Blind adherence to underlay metrics guarantees incomplete incident response data during production outages. Full visibility requires integrating toolsets from both the cloud provider and the virtualization layer.
About
Nikita Sinitsyn Customer Service Specialist at InterLIR brings eight years of telecommunications expertise to the complexities of cloud networking. His daily work managing RIPE database operations and ensuring clean IP reputation directly correlates with the critical network architecture required for Amazon Elastic VMware Service (Amazon EVS). As organizations lift and shift VMware workloads to AWS, maintaining reliable connectivity and secure IP resources becomes paramount. Sinitsyn's experience in resolving technical support challenges within the IPv4 marketplace provides a unique perspective on the infrastructure demands of running VMware Cloud Foundation inside an Amazon VPC. At InterLIR, a Berlin-based leader in transparent IPv4 resource redistribution, the team understands that modernizing networks requires not just compute power, but reliable, conflict-free addressing. This article bridges Sinitsyn's practical knowledge of IP availability with the strategic implementation of Amazon EVS, offering readers actionable insights on building resilient hybrid environments without refactoring applications.
Conclusion
The initial allure of managed VMware on AWS dissolves when operational complexity scales beyond pilot phases, specifically where overlay blindness creates untraceable latency and unchecked billing leaks. As enterprises pivot toward sovereign cloud architectures and AI-driven hyperscaling by 2027, the friction between native AWS telemetry and virtualized network layers will become a critical bottleneck. Relying solely on underlay metrics guarantees fragmented incident response, leaving teams unable to diagnose east-west traffic failures that occur entirely within the hypervisor. This architectural disconnect demands a strategic shift: organizations must treat hybrid visibility as a non-negotiable prerequisite before expanding workloads.
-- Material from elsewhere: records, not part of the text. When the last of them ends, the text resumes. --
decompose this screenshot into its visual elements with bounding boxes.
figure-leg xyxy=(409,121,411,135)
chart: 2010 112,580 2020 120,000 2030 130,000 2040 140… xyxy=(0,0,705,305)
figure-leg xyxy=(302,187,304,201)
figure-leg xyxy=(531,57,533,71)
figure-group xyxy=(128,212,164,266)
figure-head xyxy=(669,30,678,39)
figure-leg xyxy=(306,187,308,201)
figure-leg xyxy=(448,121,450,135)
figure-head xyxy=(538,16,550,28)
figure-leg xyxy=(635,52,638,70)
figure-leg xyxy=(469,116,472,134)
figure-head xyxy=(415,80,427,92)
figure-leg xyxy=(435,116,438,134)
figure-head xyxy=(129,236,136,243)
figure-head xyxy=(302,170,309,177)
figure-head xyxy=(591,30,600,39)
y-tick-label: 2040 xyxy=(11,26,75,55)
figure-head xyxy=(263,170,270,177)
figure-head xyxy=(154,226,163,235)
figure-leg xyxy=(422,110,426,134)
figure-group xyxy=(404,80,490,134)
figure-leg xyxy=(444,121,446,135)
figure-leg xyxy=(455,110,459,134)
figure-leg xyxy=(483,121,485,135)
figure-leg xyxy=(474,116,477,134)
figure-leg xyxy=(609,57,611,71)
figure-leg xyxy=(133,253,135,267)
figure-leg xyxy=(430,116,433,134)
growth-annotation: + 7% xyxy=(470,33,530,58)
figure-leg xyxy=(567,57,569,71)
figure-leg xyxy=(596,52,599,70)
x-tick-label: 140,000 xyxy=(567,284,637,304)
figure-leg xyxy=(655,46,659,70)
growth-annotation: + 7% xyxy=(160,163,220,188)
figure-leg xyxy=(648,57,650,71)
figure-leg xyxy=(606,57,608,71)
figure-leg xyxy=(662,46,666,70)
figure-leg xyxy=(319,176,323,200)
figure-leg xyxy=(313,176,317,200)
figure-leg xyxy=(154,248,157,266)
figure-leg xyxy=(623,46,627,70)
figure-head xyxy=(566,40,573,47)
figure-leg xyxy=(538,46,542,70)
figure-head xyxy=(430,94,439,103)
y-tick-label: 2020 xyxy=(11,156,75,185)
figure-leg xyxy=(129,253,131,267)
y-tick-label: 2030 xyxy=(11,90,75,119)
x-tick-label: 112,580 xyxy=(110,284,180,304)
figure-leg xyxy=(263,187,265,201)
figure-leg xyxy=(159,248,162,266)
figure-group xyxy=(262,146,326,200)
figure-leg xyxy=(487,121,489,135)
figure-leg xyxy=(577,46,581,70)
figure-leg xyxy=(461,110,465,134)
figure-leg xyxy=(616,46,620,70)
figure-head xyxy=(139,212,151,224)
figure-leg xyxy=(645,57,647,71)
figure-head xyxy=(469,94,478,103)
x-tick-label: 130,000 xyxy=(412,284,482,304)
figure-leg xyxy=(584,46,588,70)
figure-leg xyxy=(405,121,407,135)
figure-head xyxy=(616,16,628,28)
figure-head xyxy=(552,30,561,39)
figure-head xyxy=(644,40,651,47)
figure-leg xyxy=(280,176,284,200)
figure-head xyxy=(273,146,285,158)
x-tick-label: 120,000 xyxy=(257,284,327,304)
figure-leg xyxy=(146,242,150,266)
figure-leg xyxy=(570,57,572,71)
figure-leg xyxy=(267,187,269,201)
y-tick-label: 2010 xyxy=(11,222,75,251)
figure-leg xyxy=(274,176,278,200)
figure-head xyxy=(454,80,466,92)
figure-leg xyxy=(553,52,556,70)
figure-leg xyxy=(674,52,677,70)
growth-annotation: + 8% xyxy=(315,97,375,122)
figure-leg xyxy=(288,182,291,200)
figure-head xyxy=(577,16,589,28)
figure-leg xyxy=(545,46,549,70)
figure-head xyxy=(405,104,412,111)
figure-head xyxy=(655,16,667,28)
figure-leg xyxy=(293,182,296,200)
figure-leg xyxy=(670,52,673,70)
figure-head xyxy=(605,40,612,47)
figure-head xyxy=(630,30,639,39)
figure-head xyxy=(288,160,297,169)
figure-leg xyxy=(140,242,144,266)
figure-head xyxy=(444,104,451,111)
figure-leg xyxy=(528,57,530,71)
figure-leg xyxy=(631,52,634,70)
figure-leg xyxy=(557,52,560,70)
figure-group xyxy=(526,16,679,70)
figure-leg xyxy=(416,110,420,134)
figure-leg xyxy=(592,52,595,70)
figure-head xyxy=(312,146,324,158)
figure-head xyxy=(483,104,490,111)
Deploy a unified observability stack that ingests NSX-specific flow data alongside VPC logs within the next quarter to prevent diagnostic blackouts during peak migration windows. Do not attempt to scale production traffic until you can correlate logical segment flows with physical interface metrics in real-time. Start this week by auditing all active traffic mirroring sessions across your accounts; immediately terminate any diagnostic configurations attached to stopped instances to halt unnecessary hourly accrual. This single action stops the bleeding of wasted budget while highlighting the visibility gaps that will otherwise cripple your multi-cloud durability. True control requires seeing the traffic that standard cloud tools simply cannot detect.